Privet House replacing Acton's in Wolfville

By Mike Deibert

WOLFVILLE, NS—A restaurant that has been operating since the early 1990s in this town in the Annapolis Valley, home to Acadia University and artist Alex Colville, is getting new owners and a new name.

Acton’s Grill and Café will close July 14.

Its new owners, Jamie Smye and his wife Liisa Sellors, plan to re-open the establishment in the first half of August with the name Privet House Restaurant.

Smye told Restaurant News this week that they intend to do a small amount of upgrading and changing of decor in the 56-seat restaurant, where he will work in the kitchen while she handles the front of the house.

Next year they plan to add about 20 seats outside.

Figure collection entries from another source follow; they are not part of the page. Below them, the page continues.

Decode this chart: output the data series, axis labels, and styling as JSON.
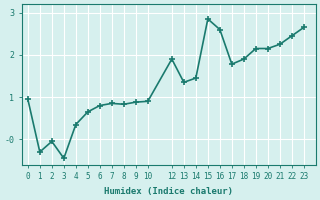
{
  "x": [
    0,
    1,
    2,
    3,
    4,
    5,
    6,
    7,
    8,
    9,
    10,
    12,
    13,
    14,
    15,
    16,
    17,
    18,
    19,
    20,
    21,
    22,
    23
  ],
  "y": [
    0.95,
    -0.3,
    -0.05,
    -0.45,
    0.35,
    0.65,
    0.8,
    0.85,
    0.83,
    0.88,
    0.9,
    1.9,
    1.35,
    1.45,
    2.85,
    2.6,
    1.78,
    1.9,
    2.15,
    2.15,
    2.25,
    2.45,
    2.65
  ],
  "line_color": "#1a7a6e",
  "marker": "+",
  "marker_size": 5,
  "bg_color": "#d6f0ee",
  "grid_color": "#ffffff",
  "xlabel": "Humidex (Indice chaleur)",
  "xlim": [
    -0.5,
    24
  ],
  "ylim": [
    -0.6,
    3.2
  ],
  "ytick_positions": [
    0,
    1,
    2,
    3
  ],
  "ytick_labels": [
    "-0",
    "1",
    "2",
    "3"
  ],
  "xtick_positions": [
    0,
    1,
    2,
    3,
    4,
    5,
    6,
    7,
    8,
    9,
    10,
    12,
    13,
    14,
    15,
    16,
    17,
    18,
    19,
    20,
    21,
    22,
    23
  ],
  "xtick_labels": [
    "0",
    "1",
    "2",
    "3",
    "4",
    "5",
    "6",
    "7",
    "8",
    "9",
    "10",
    "12",
    "13",
    "14",
    "15",
    "16",
    "17",
    "18",
    "19",
    "20",
    "21",
    "22",
    "23"
  ],
  "line_width": 1.2,
  "font_color": "#1a7a6e"
}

In an announcement of Privet House they describe the restaurant as offering “contemporary Canadian cuisine in a chic yest relaxed atmosphere…”

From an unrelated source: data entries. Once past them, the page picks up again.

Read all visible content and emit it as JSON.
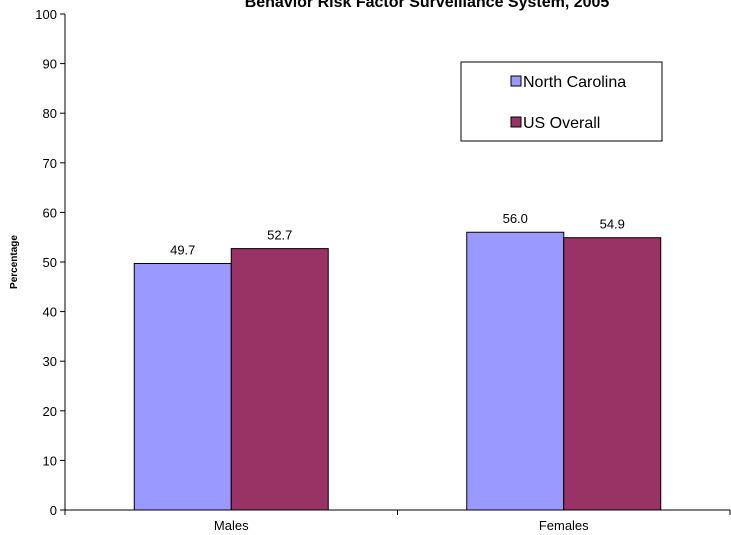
{
  "chart_data": {
    "type": "bar",
    "title": "Behavior Risk Factor Surveillance System, 2005",
    "xlabel": "",
    "ylabel": "Percentage",
    "ylim": [
      0,
      100
    ],
    "yticks": [
      0,
      10,
      20,
      30,
      40,
      50,
      60,
      70,
      80,
      90,
      100
    ],
    "categories": [
      "Males",
      "Females"
    ],
    "series": [
      {
        "name": "North Carolina",
        "values": [
          49.7,
          56.0
        ],
        "labels": [
          "49.7",
          "56.0"
        ],
        "color": "#9999ff"
      },
      {
        "name": "US Overall",
        "values": [
          52.7,
          54.9
        ],
        "labels": [
          "52.7",
          "54.9"
        ],
        "color": "#993366"
      }
    ],
    "grid": false,
    "legend_position": "top-right"
  }
}
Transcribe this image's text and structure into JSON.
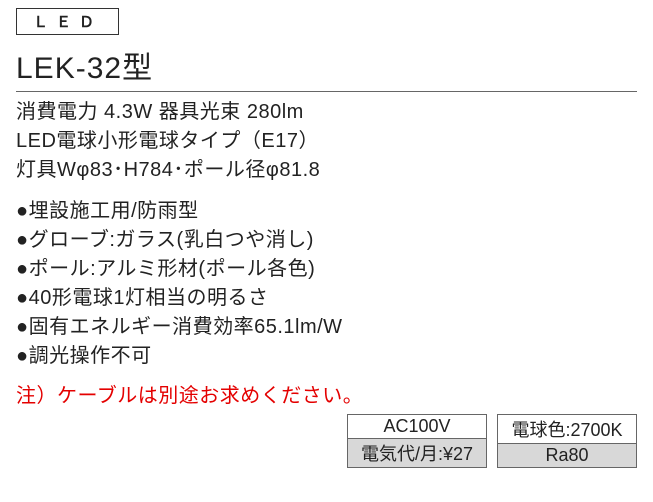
{
  "badge": "ＬＥＤ",
  "model": "LEK-32型",
  "specs": {
    "line1": "消費電力 4.3W 器具光束 280lm",
    "line2": "LED電球小形電球タイプ（E17）",
    "line3": "灯具Wφ83･H784･ポール径φ81.8"
  },
  "bullets": [
    "●埋設施工用/防雨型",
    "●グローブ:ガラス(乳白つや消し)",
    "●ポール:アルミ形材(ポール各色)",
    "●40形電球1灯相当の明るさ",
    "●固有エネルギー消費効率65.1lm/W",
    "●調光操作不可"
  ],
  "note": "注）ケーブルは別途お求めください。",
  "info_boxes": {
    "left_top": "AC100V",
    "left_bottom": "電気代/月:¥27",
    "right_top": "電球色:2700K",
    "right_bottom": "Ra80"
  },
  "colors": {
    "text": "#222222",
    "note": "#e40000",
    "border": "#666666",
    "gray_bg": "#d8d8d8",
    "background": "#ffffff"
  },
  "typography": {
    "badge_fontsize": 15,
    "model_fontsize": 30,
    "spec_fontsize": 20,
    "bullet_fontsize": 20,
    "note_fontsize": 20,
    "info_fontsize": 18
  }
}
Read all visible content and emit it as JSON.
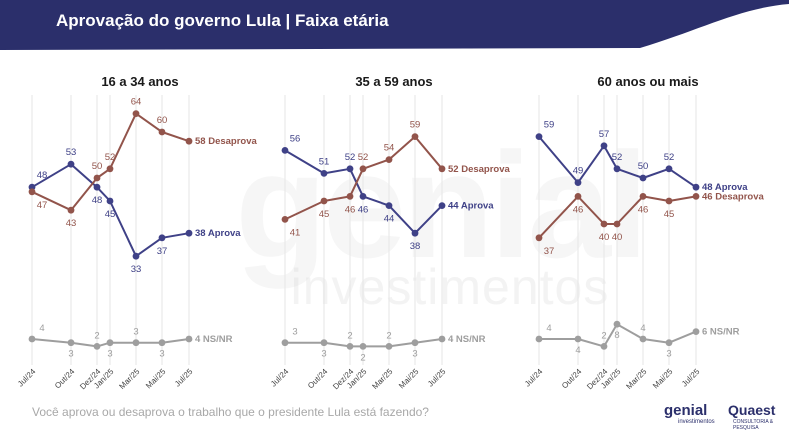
{
  "header": {
    "title": "Aprovação do governo Lula | Faixa etária"
  },
  "colors": {
    "banner": "#2b2f6b",
    "aprova": "#3f4187",
    "desaprova": "#92544b",
    "nsnr": "#9e9e9e",
    "gridline": "#e6e6e6"
  },
  "watermark": {
    "word": "genial",
    "sub": "investimentos"
  },
  "footer": {
    "question": "Você aprova ou desaprova o trabalho que o presidente Lula está fazendo?",
    "logo_genial": "genial",
    "logo_genial_sub": "investimentos",
    "logo_quaest": "Quaest",
    "logo_quaest_sub": "CONSULTORIA & PESQUISA"
  },
  "chart_data": [
    {
      "type": "line",
      "title": "16 a 34 anos",
      "categories": [
        "Jul/24",
        "Out/24",
        "Dez/24",
        "Jan/25",
        "Mar/25",
        "Mai/25",
        "Jul/25"
      ],
      "series": [
        {
          "name": "Aprova",
          "end_label": "38 Aprova",
          "values": [
            48,
            53,
            48,
            45,
            33,
            37,
            38
          ]
        },
        {
          "name": "Desaprova",
          "end_label": "58 Desaprova",
          "values": [
            47,
            43,
            50,
            52,
            64,
            60,
            58
          ]
        },
        {
          "name": "NS/NR",
          "end_label": "4 NS/NR",
          "values": [
            4,
            3,
            2,
            3,
            3,
            3,
            4
          ]
        }
      ]
    },
    {
      "type": "line",
      "title": "35 a 59 anos",
      "categories": [
        "Jul/24",
        "Out/24",
        "Dez/24",
        "Jan/25",
        "Mar/25",
        "Mai/25",
        "Jul/25"
      ],
      "series": [
        {
          "name": "Aprova",
          "end_label": "44 Aprova",
          "values": [
            56,
            51,
            52,
            46,
            44,
            38,
            44
          ]
        },
        {
          "name": "Desaprova",
          "end_label": "52 Desaprova",
          "values": [
            41,
            45,
            46,
            52,
            54,
            59,
            52
          ]
        },
        {
          "name": "NS/NR",
          "end_label": "4 NS/NR",
          "values": [
            3,
            3,
            2,
            2,
            2,
            3,
            4
          ]
        }
      ]
    },
    {
      "type": "line",
      "title": "60 anos ou mais",
      "categories": [
        "Jul/24",
        "Out/24",
        "Dez/24",
        "Jan/25",
        "Mar/25",
        "Mai/25",
        "Jul/25"
      ],
      "series": [
        {
          "name": "Aprova",
          "end_label": "48 Aprova",
          "values": [
            59,
            49,
            57,
            52,
            50,
            52,
            48
          ]
        },
        {
          "name": "Desaprova",
          "end_label": "46 Desaprova",
          "values": [
            37,
            46,
            40,
            40,
            46,
            45,
            46
          ]
        },
        {
          "name": "NS/NR",
          "end_label": "6 NS/NR",
          "values": [
            4,
            4,
            2,
            8,
            4,
            3,
            6
          ]
        }
      ]
    }
  ]
}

Smye said he will be doing local food with international touches, such as Nova Scotia fowl cooked up as Chinese barbecue duck rolls with five-spice seasoning and an Indonesian sauce.

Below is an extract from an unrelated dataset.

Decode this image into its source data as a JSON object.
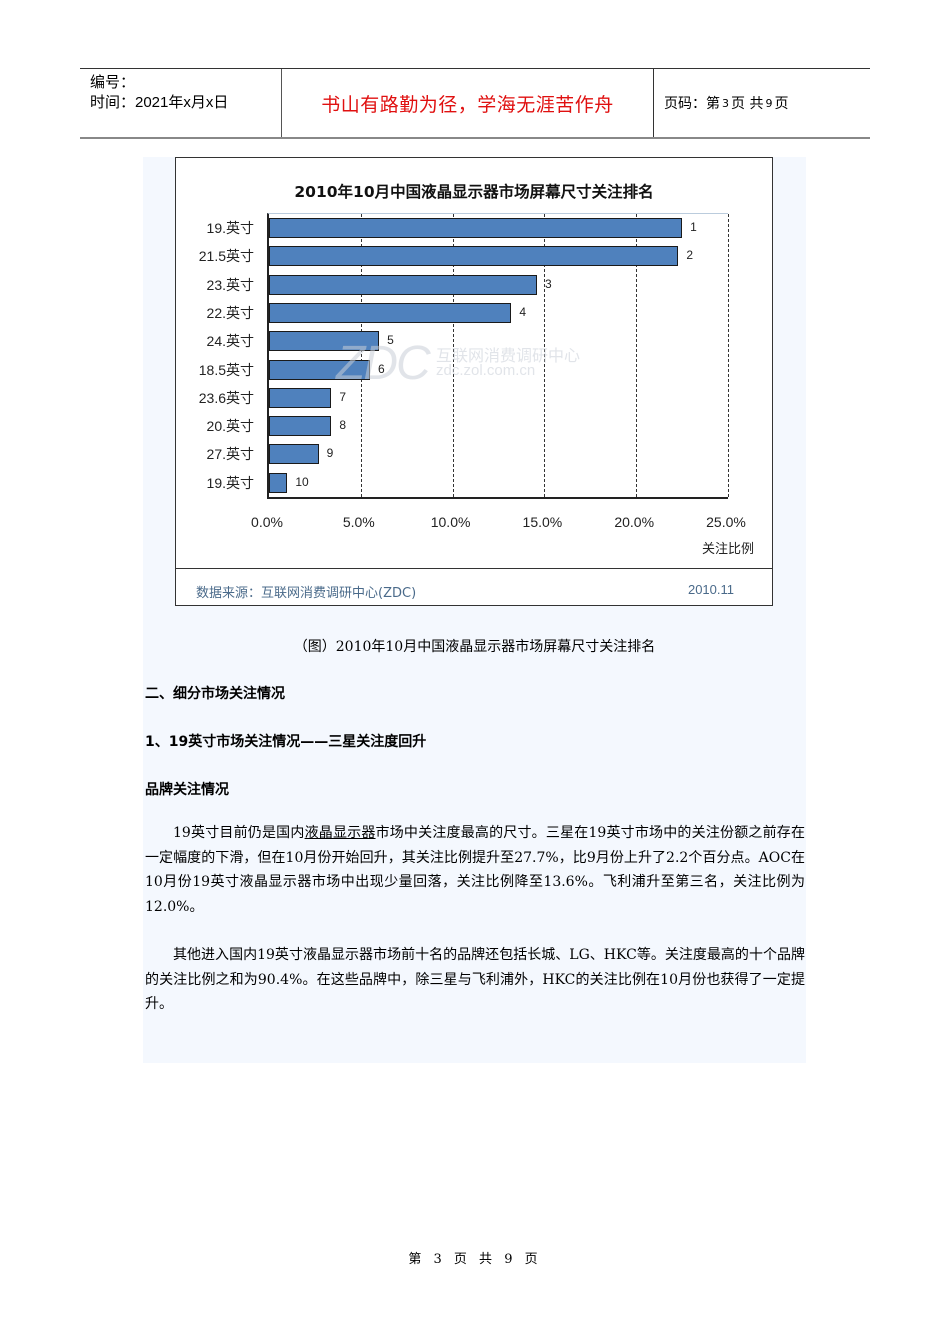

Smye picked up experience doing multinational cooking when he worked at the Renaissance Fallsview Hotel in Niagara Falls, ON, a venue that hosted a lot of mixed marriages with menus that combined Canadian dishes with those of different ethnic origins.

“The entire menu is made to order, including all the desserts and fresh-made ice cream,” says the announcement of Privet House.

Owner/chef Drew Rudderham bought Acton’s in 2003 from its original proprietors, two Toronto restaurateurs who had moved to Nova Scotia, when they decided to retire.

Rudderham told Restaurant News that he was going back to Calgary where he previously worked because it is “much easier to run a restaurant where there are people with money.”

However, Smye commented that after running a restaurant on the west coast of Newfoundland, he and his wife could operate “on the moon.”

For four years, they ran Madison’s Grill in Corner Brook, NL. Smye said they were very successful, feeding doctors and other staff from western Newfoundland’s largest regional hospital, but the area’s isolation made the logistics of running the operations very difficult. Food had to be brought in by ferry.

They moved to Nova Scotia and said yes when Rudderham’s offered to sell them his restaurant.

In Ontario, Smye worked as executive chef and director of food and beverage for the Renaissance Fallsview, as well as director of operations for the Las Costa restaurant chain. While working for La Costa he met his wife who was also working for the company.